While the exact cause of baby blues is unknown, experts believe that the drastic hormonal changes experienced after giving birth can lead to this condition. Production of estrogen, progesterone and endorphins drop drastically, causing the body to go into a withdrawal. Some studies suggest that thyroid dysfunction can also impact this condition. Additionally, sleep deprivation due to the infant’s sleeping patterns may exacerbate symptoms. Baby blues are more likely to become postpartum depression if you have a stressful life or marriage, experience a difficult labor or pregnancy, suffer from severe pre-menstrual syndrome, or have previous tendencies toward depression.
The symptoms of baby blues are similar to those of other forms of depression. Irritability, fatigue, restlessness, panic, crying, and feelings of sadness are all common indicators. In more serious cases, the condition can progress to postpartum depression, including symptoms of excessive worry, numbness toward life, and suicidal and homicidal thoughts. In these cases, professional help must be sought as soon as possible. A combination of medication and therapy may be needed to correctly manage the condition.

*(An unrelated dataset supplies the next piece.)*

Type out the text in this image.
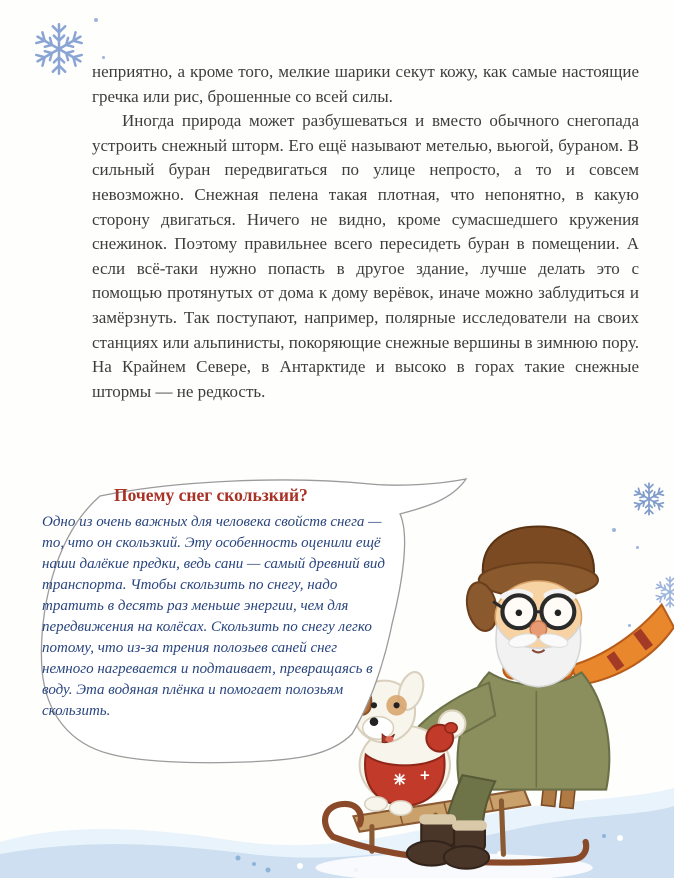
неприятно, а кроме того, мелкие шарики секут кожу, как самые настоящие гречка или рис, брошенные со всей силы.

Иногда природа может разбушеваться и вместо обычного снегопада устроить снежный шторм. Его ещё называют метелью, вьюгой, бураном. В сильный буран передвигаться по улице непросто, а то и совсем невозможно. Снежная пелена такая плотная, что непонятно, в какую сторону двигаться. Ничего не видно, кроме сумасшедшего кружения снежинок. Поэтому правильнее всего пересидеть буран в помещении. А если всё-таки нужно попасть в другое здание, лучше делать это с помощью протянутых от дома к дому верёвок, иначе можно заблудиться и замёрзнуть. Так поступают, например, полярные исследователи на своих станциях или альпинисты, покоряющие снежные вершины в зимнюю пору. На Крайнем Севере, в Антарктиде и высоко в горах такие снежные штормы — не редкость.

Почему снег скользкий?

Одно из очень важных для человека свойств снега — то, что он скользкий. Эту особенность оценили ещё наши далёкие предки, ведь сани — самый древний вид транспорта. Чтобы скользить по снегу, надо тратить в десять раз меньше энергии, чем для передвижения на колёсах. Скользить по снегу легко потому, что из-за трения полозьев саней снег немного нагревается и подтаивает, превращаясь в воду. Эта водяная плёнка и помогает полозьям скользить.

For those suffering from mild to moderate baby blues, experts have many suggestions to help eliminate the problem. Calling on family members to help with household chores or child care will give a new mother precious time to herself. Many mothers suffer from the “supermom” syndrome, a feeling that they must do everything perfectly, and without getting tired.
It is important that a mother get adequate time to rest and take care of herself. Having a second parent at home, or a baby nurse can help mothers bond with their baby and still get rest. Breastfeeding can help raise certain hormone levels that may assist with quicker recovery from the blues.
Another way to relieve symptoms is light exercise, such as walking, which stimulates endorphins and can reduce mood swings. Be sure to check with your doctor about what exercises are approved and how quickly you can begin exercising after you give birth. Some experts recommend keeping a journal to record frustrations and fears. If you are experiencing difficulty coping on your own, talking to a friend, spouse, a new parent group or mom's group, or a counselor is recommended.
Time is a major factor in determining the severity of depression, and experts consider the two or three weeks after birth an adjustment period that usually does include at least some symptoms of baby blues. Statistics suggest that baby blues are a natural part of the birth process and generally subside on their own. If symptoms do continue past this point, professional help of a doctor or counselor may be able to better identify the problems and help deal with the condition.